By Justin Cheung
On Saturday, June 25th, the People’s Republic of China’s “Taiwan Affairs Office” ended official government communications with Taiwan. While constructive discourse between the two governments reached a pinnacle during a meeting between former Taiwanese president Ma Ying-jeou and Chinese president Xi Jinping in 2015, the recent move by China highlights the rapid deterioration of the current diplomatic situation since the recent election of Tsai Ing-wen.
China attributed its move to the fact that newly elected President Tsai has remained reticent on accepting the 1992 consensus. The consensus, which has long been a focal point of cross-strait relations, is an agreement between Taiwan and the Mainland which outlined a “One China” policy wherein the two parties agree to disagree over the definition of the true China. In recent years, it has become increasingly clear that the Taiwanese government’s adherence to the language of the 1992 consensus is an important factor in ensuring the maintenance of a diplomatic status quo with the mainland. Former president Ma Ying-jeou’s acceptance of the 1992 consensus was a crucial bastion of his administration’s China policy, one that was defined by improved cross-strait relations.
On the other hand, Ma’s recently sworn in successor, Tsai Ing-wen, holds a distinctly different agenda, attempting to distance herself from the cross-strait policies of her predecessor. Both Tsai and her party, the DPP, have pushed a decidedly more pro-independence platform and her reticence on the 1992 consensus has been interpreted by China as an earnest step towards an officially declared Taiwanese independence. However, it is important to note that Tsai’s rhetoric has carefully and articulately avoided explicitly calling for Taiwanese independence, a move that would undoubtedly ignite a firestorm among Mainland Chinese authorities.
Tsai’s election platform for cross-strait relations was defined by her hopes to maintain a de facto diplomatic status quo with the mainland while at the same time pushing for policy that will move the Taiwanese economy away from mainland reliance.
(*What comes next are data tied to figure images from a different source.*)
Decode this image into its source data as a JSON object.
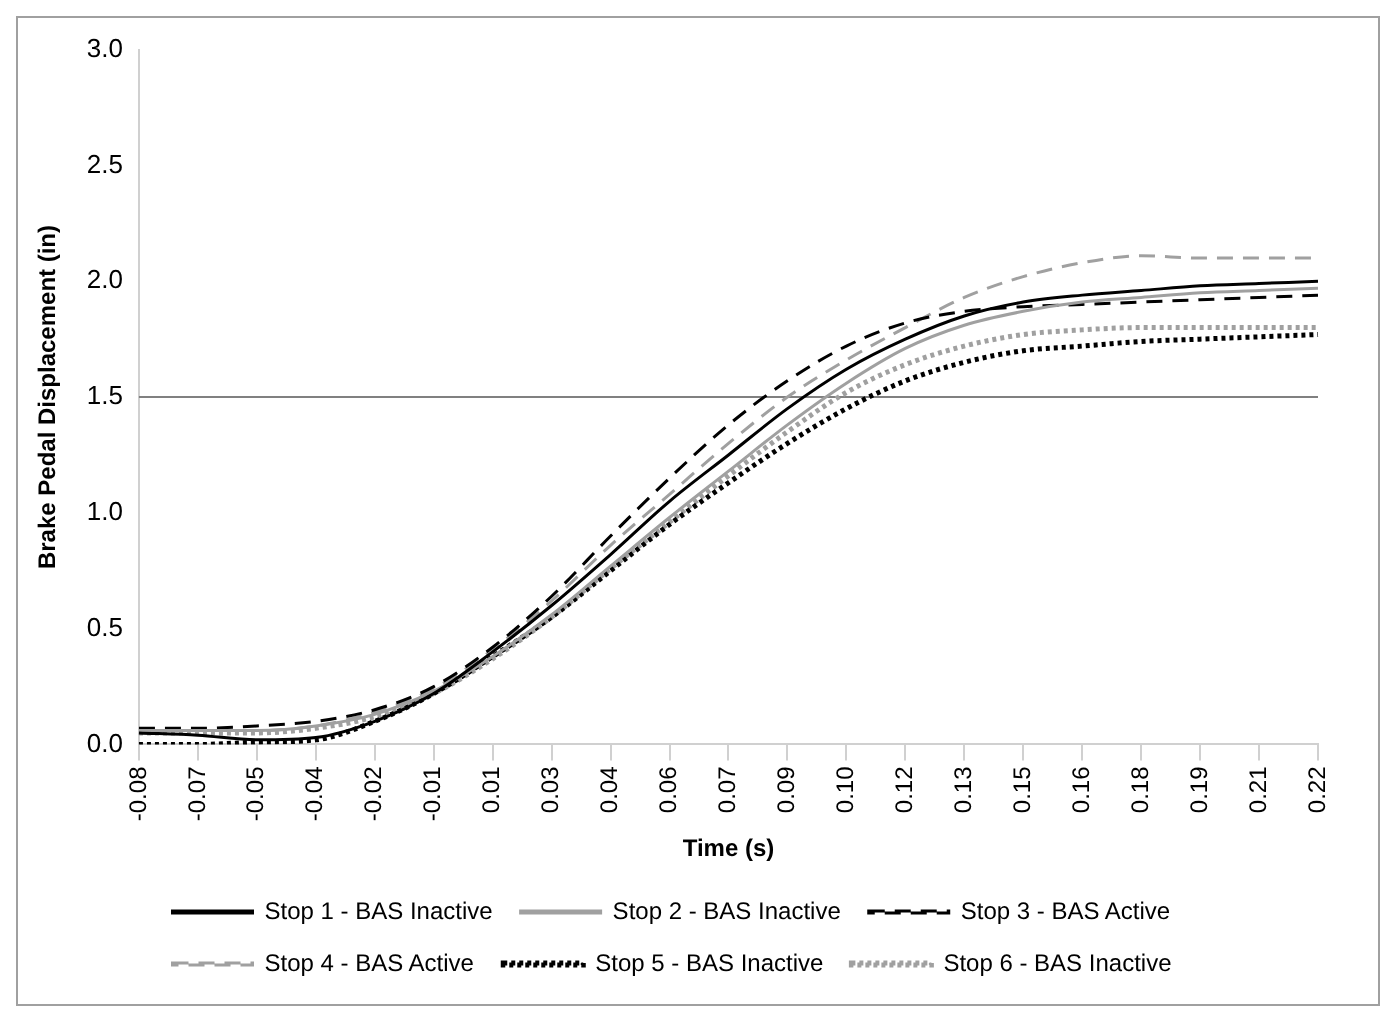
{
  "chart_data": {
    "type": "line",
    "xlabel": "Time (s)",
    "ylabel": "Brake Pedal Displacement (in)",
    "categories": [
      "-0.08",
      "-0.07",
      "-0.05",
      "-0.04",
      "-0.02",
      "-0.01",
      "0.01",
      "0.03",
      "0.04",
      "0.06",
      "0.07",
      "0.09",
      "0.10",
      "0.12",
      "0.13",
      "0.15",
      "0.16",
      "0.18",
      "0.19",
      "0.21",
      "0.22"
    ],
    "series": [
      {
        "name": "Stop 1 - BAS Inactive",
        "color": "#000000",
        "line_style": "solid",
        "values": [
          0.05,
          0.04,
          0.02,
          0.03,
          0.1,
          0.22,
          0.4,
          0.6,
          0.82,
          1.05,
          1.25,
          1.45,
          1.62,
          1.75,
          1.85,
          1.91,
          1.94,
          1.96,
          1.98,
          1.99,
          2.0
        ]
      },
      {
        "name": "Stop 2 - BAS Inactive",
        "color": "#a0a0a0",
        "line_style": "solid",
        "values": [
          0.06,
          0.06,
          0.06,
          0.08,
          0.13,
          0.23,
          0.38,
          0.56,
          0.77,
          0.98,
          1.18,
          1.38,
          1.56,
          1.71,
          1.81,
          1.87,
          1.91,
          1.93,
          1.95,
          1.96,
          1.97
        ]
      },
      {
        "name": "Stop 3 - BAS Active",
        "color": "#000000",
        "line_style": "dashed",
        "values": [
          0.07,
          0.07,
          0.08,
          0.1,
          0.15,
          0.25,
          0.42,
          0.64,
          0.9,
          1.15,
          1.38,
          1.57,
          1.72,
          1.82,
          1.87,
          1.89,
          1.9,
          1.91,
          1.92,
          1.93,
          1.94
        ]
      },
      {
        "name": "Stop 4 - BAS Active",
        "color": "#a0a0a0",
        "line_style": "dashed",
        "values": [
          0.06,
          0.06,
          0.06,
          0.08,
          0.14,
          0.24,
          0.41,
          0.62,
          0.86,
          1.08,
          1.3,
          1.5,
          1.66,
          1.8,
          1.93,
          2.02,
          2.08,
          2.11,
          2.1,
          2.1,
          2.1
        ]
      },
      {
        "name": "Stop 5 - BAS Inactive",
        "color": "#000000",
        "line_style": "dotted",
        "values": [
          0.0,
          0.0,
          0.01,
          0.02,
          0.1,
          0.22,
          0.38,
          0.55,
          0.75,
          0.95,
          1.13,
          1.3,
          1.45,
          1.57,
          1.65,
          1.7,
          1.72,
          1.74,
          1.75,
          1.76,
          1.77
        ]
      },
      {
        "name": "Stop 6 - BAS Inactive",
        "color": "#a0a0a0",
        "line_style": "dotted",
        "values": [
          0.05,
          0.05,
          0.05,
          0.07,
          0.12,
          0.22,
          0.37,
          0.55,
          0.76,
          0.96,
          1.16,
          1.35,
          1.52,
          1.64,
          1.72,
          1.77,
          1.79,
          1.8,
          1.8,
          1.8,
          1.8
        ]
      }
    ],
    "ylim": [
      0,
      3
    ],
    "yticks": [
      {
        "value": 0,
        "label": "0.0"
      },
      {
        "value": 0.5,
        "label": "0.5"
      },
      {
        "value": 1,
        "label": "1.0"
      },
      {
        "value": 1.5,
        "label": "1.5"
      },
      {
        "value": 2,
        "label": "2.0"
      },
      {
        "value": 2.5,
        "label": "2.5"
      },
      {
        "value": 3,
        "label": "3.0"
      }
    ],
    "ref_lines": [
      {
        "axis": "y",
        "value": 1.5,
        "color": "#808080"
      }
    ],
    "grid": false,
    "legend": "bottom",
    "marker": "none"
  }
}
This middle ground or “tightrope” diplomacy is a unique position to take, especially in light of increasingly polarized stances among East Asian governments and increasingly unstable flashpoints in the region (e.g. South China Sea dispute). Unfortunately for Tsai, China’s recent move to sever ties via its Taiwan Affairs Office may make her current balancing position untenable.
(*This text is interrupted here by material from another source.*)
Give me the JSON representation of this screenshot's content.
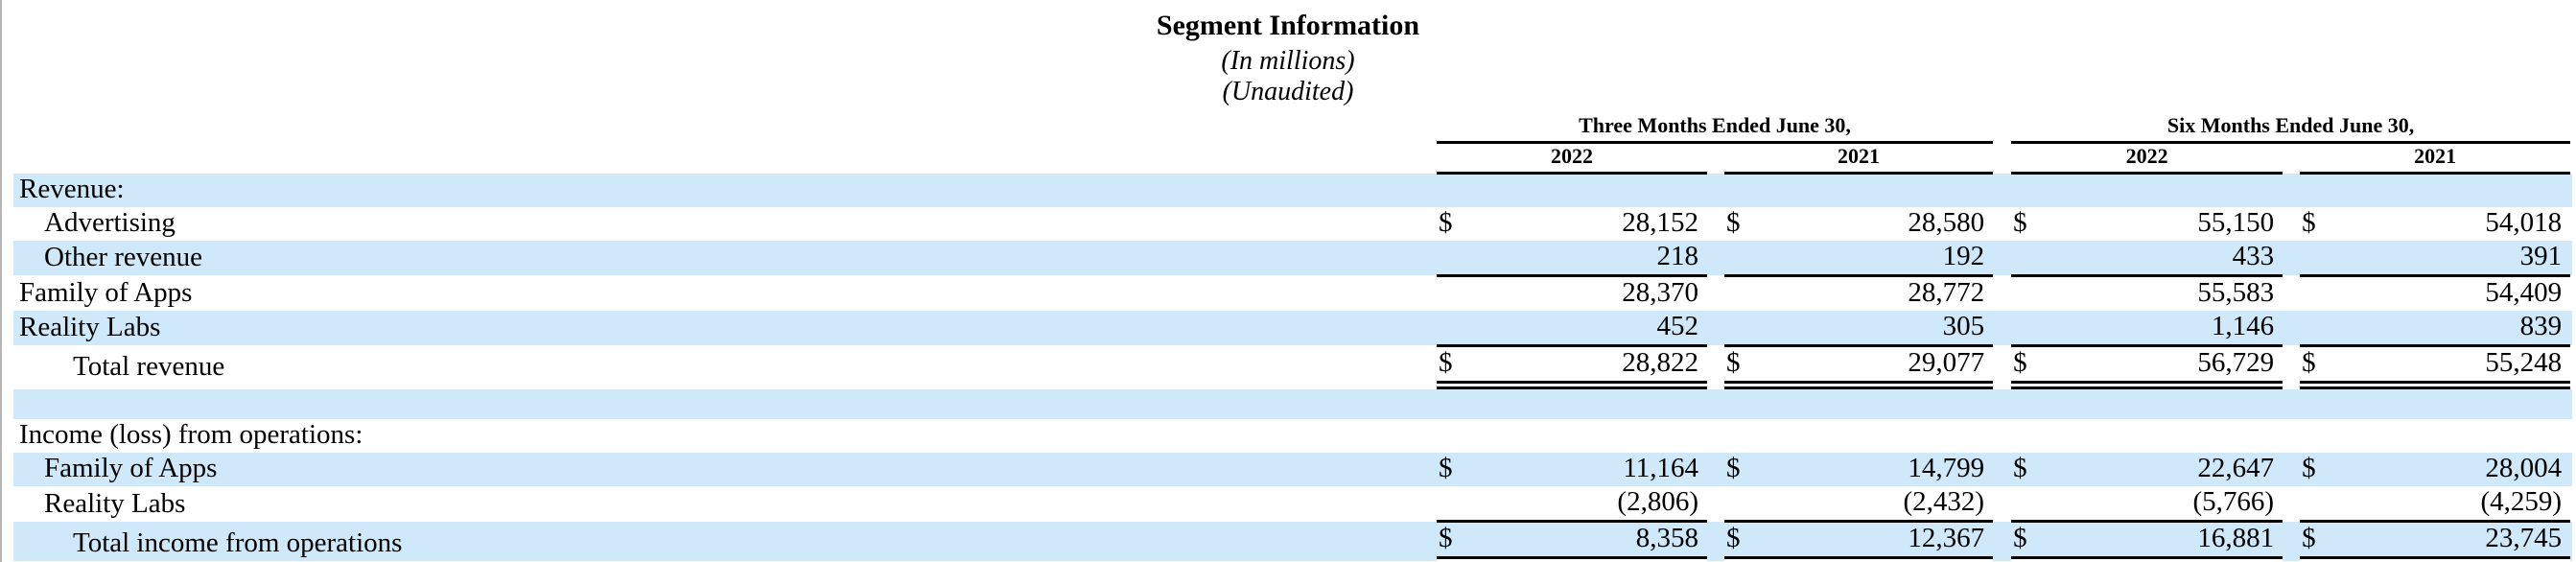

China is very much aware of the political tight rope that Tsai now treads on. On one side, she must appease her constituents: the Taiwanese people, among whom the notion of an “official” independence has grown in tremendous popularity in recent years. Much of Tsai’s electoral support during the presidential election came from voters who had become increasingly exasperated with Ma Ying-jeou’s close relations with China and feared a growing economic reliance on the Mainland. On the other hand, Tsai also realizes the diplomatic and military risk she undertakes in antagonizing the already hostile Beijing government.
These risks have become increasingly tangible in the months since Tsai’s victory. Since her election, China has visibly begun increasing its provocations against Taiwanese sovereignty in a variety of incidents. In early March, China reignited a diplomatic duel with Taiwan when it restored diplomatic ties with The Gambia, one of the few nations at the time which still recognized the Taiwan ROC government as the official government of China. Later in April, Taiwanese citizens arrested and tried in Kenya were deported back to Mainland China amid protests from the Taiwanese government.
As such, China’s recent move to sever communications with the Taiwanese government is unsurprising as it follows a predictable game of diplomacy that China has strategically been playing since Tsai’s presidential election. However, the decision represents one of the more direct challenges to the new Taiwanese president.
It is evident that Tsai’s intricate political platform of gradually pulling away economically from mainland China while still maintaining the diplomatic status quo sans acknowledgement of the 1992 consensus has made her vulnerable. The duality of avoiding a military confrontation with mainland China while also constructing a more independent economy is one that relies on the cooperation, or at the very least the tacit acceptance, of the mainland.
Unfortunately for President Tsai and cross-strait relations, this balancing act has repeatedly been disrupted by the Chinese government which has made very clear in recent months that it will not allow Tsai to, as the saying goes, have her cake and eat it too. For Tsai, this mean that the tightrope on which she balances the political pitfalls of Taiwanese independence and cross-strait relations is thinning and she must be prudent if she is to maintain her political balance. More likely than not, however, Tsai may be forced to take a side. This would be an ideal situation for the Mainland government as the increasingly polar cross-strait relations will continue to fuel a Beijing casus belli at economic, political, and most dangerously, military levels.
Justin Cheung is a student in Stony Brook University’s 8 Year BE/MD Engineering Scholars for Medicine Program. He has been published in the Center for International Relation’s International Affairs Forum as well as in Soft Matter and ACS Macro Letters. He has also written previously for The Diplomat’s “China Power” section, focusing on Chinese power projection in Central Asia. Currently, he is a summer research fellow at the National Institutes of Health's Vaccine Research Center.